Returning its verdict in a wrongful death case brought by King's relatives, the jury found that the official government account--that King was slain by a lone triggerman, James Earl Ray--didn't add up. The jury found Loyd Jowers, a former Memphis restaurant owner who had said in a 1993 interview that he helped plan and carry out the assassination, liable for King's death. It awarded the King family the $100 it was seeking, which the family donated to charity.
People in the government conspired to kill King, lied about it and pinned the murder on an innocent dupe who rotted for nearly 30 years in prison, the December 8 verdict essentially said.

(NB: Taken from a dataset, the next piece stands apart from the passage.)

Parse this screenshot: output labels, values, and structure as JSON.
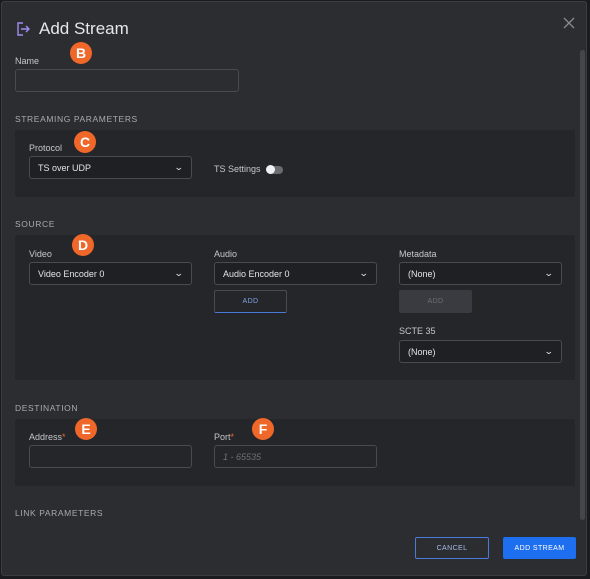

A huge, front-page story?
As it turned out, no.
Major newspapers, such as the New York Times, Washington Post, Los Angeles Times and USA Today, played their breaking stories on the verdict inside their "A" sections, though the New York Times did follow up December 10 with a front-page analysis quoting a King family member and critics of the civil trial.
Newsweek and Time magazines ignored the decision, although the online Time Daily published a three-paragraph brief on it December 9. U.S. News & World Report carried a five-paragraph story on the verdict December 20.
CBS, ABC, NBC and Fox News all reported briefly on the outcome. CNN gave it a bit more exposure, with reports on December 8 and 9, says David Bittler, a spokesman in Atlanta.
The day the verdict came in, and the following day, several journalists working at various news outlets who were asked what they thought of the decision replied, "What verdict?"
"Most people didn't even know this trial was going on," says King family attorney William F. Pepper, who had represented Ray during the last decade of his life. "This is a verdict that changes history, and [the mainstream press] effectively blacked it out."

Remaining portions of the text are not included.